Building positive relationships with your pupils is fundamental to their learning and your own happiness in the classroom.
We all had our favourite teachers when we were at school. They were the ones who brought their subject to life; captivated us when they spoke; and cared for our success.
You need not strive to be the most popular or to seek their approval, but you should try to build a rapport as soon as they enter the classroom.
1. Learn their names
If you’re anything like me and you have a poor short-term memory, you might struggle with this at first. But keep at it. By calling them by their first or even second names, you have acknowledged them as individuals, and not just pupil numbers.
If you have larger classes get them to sit in a seating plan or place a name card in front of them until you have memorised them. Knowledge certainly is power!

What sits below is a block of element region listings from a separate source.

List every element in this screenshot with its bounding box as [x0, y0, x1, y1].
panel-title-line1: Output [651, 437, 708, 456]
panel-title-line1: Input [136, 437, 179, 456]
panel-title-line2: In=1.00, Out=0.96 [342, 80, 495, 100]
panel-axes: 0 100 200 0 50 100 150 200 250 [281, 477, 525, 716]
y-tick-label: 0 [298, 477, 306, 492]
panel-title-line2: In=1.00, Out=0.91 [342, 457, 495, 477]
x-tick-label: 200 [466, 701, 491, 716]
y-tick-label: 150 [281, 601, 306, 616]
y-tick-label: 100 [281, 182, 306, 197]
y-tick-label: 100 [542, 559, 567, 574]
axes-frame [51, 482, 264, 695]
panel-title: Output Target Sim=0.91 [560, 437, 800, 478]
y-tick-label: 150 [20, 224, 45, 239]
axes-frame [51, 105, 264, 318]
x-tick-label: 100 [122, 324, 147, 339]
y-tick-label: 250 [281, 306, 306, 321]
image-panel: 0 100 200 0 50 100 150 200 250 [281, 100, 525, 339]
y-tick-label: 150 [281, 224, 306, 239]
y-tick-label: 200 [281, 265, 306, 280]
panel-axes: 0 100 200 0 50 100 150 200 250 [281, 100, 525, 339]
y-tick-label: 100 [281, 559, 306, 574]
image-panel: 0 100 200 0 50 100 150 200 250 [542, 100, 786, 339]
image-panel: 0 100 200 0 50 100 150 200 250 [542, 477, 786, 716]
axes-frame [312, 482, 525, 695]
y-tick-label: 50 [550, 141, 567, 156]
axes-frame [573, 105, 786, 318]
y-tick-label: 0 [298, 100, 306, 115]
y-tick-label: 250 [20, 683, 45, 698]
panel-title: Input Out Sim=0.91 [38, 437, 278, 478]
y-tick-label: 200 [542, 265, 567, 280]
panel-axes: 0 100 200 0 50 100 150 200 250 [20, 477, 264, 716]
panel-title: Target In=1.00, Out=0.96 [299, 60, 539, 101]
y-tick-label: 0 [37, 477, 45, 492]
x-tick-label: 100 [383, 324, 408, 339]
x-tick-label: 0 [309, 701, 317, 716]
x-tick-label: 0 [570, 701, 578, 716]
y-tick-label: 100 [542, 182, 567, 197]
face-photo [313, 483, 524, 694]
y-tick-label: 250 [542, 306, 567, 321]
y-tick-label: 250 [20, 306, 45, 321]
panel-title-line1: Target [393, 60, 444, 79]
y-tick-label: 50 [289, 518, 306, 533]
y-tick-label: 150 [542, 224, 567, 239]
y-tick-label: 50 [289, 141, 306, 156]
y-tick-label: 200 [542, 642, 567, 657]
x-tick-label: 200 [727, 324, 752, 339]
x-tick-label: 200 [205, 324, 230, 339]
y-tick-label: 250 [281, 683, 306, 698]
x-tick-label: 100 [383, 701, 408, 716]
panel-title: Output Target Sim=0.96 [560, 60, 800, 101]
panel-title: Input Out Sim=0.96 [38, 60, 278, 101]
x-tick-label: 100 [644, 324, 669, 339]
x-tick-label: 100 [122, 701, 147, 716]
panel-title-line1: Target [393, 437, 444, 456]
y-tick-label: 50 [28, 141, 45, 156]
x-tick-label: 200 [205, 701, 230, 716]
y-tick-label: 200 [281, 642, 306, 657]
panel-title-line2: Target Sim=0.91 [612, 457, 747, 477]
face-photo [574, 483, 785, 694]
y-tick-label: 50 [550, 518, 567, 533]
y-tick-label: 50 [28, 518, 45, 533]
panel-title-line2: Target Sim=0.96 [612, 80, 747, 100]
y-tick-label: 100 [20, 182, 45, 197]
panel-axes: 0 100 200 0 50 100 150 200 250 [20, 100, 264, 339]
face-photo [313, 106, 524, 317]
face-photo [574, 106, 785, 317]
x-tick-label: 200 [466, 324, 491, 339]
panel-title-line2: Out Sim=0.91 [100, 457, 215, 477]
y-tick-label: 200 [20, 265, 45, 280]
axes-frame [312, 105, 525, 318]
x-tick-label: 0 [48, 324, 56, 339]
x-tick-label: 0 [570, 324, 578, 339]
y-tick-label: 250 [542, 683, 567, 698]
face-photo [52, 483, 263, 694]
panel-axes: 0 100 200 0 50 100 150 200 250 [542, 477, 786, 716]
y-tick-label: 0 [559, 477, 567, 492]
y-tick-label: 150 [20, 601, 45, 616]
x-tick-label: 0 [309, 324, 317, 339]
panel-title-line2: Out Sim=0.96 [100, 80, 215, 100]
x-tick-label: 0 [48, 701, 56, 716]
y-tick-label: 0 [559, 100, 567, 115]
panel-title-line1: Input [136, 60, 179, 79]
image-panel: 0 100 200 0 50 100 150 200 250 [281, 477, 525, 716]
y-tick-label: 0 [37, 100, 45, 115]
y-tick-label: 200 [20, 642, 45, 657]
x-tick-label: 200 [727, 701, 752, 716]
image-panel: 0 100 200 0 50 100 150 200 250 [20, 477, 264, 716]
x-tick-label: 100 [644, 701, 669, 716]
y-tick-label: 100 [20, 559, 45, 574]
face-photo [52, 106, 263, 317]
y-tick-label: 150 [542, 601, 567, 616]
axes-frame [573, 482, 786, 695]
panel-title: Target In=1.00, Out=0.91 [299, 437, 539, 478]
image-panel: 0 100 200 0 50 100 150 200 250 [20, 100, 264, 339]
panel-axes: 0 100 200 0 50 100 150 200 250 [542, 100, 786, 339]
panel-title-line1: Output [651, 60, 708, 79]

2. Ask your pupils what their aspirations are
Find out what interests and hobbies they have. Show a genuine interest in their lives outside the classroom and share something about yourself (where appropriate).
Your lessons will become instantly more enjoyable and the pupils will work harder for you if you become more personable (just be sure not to take out too much lesson time).
3. Use anecdotes
When and where relevant, share an anecdote. Watch your pupils light up when you start a sentence with, ‘I remember when…’ It’s important that they think of you as their educator, but also someone who can relate their subject to real life. Make a joke. Never underestimate the power of laughter in the classroom!
4. Show mutual respect
As the famous saying goes, ‘respect is something earned, not something given.’ In order to build a rapport with your pupils, it is essential that you respect one another.
Regardless of their effort levels or behavioural issues, your pupils are all equal, and need to know that you treat them firmly, but fairly.
5. Show them that you are human
There are teacher guides that tell you not to smile until Christmas, or until you have your behaviour management down. Do the opposite!
Show them that you appreciate their presence and enjoy seeing them progress. Furthermore, allow yourself to make mistakes in the classroom. This will help them realise that it’s okay to fail a test, or make that spelling error, as long as they learn from them. We’re only human after all!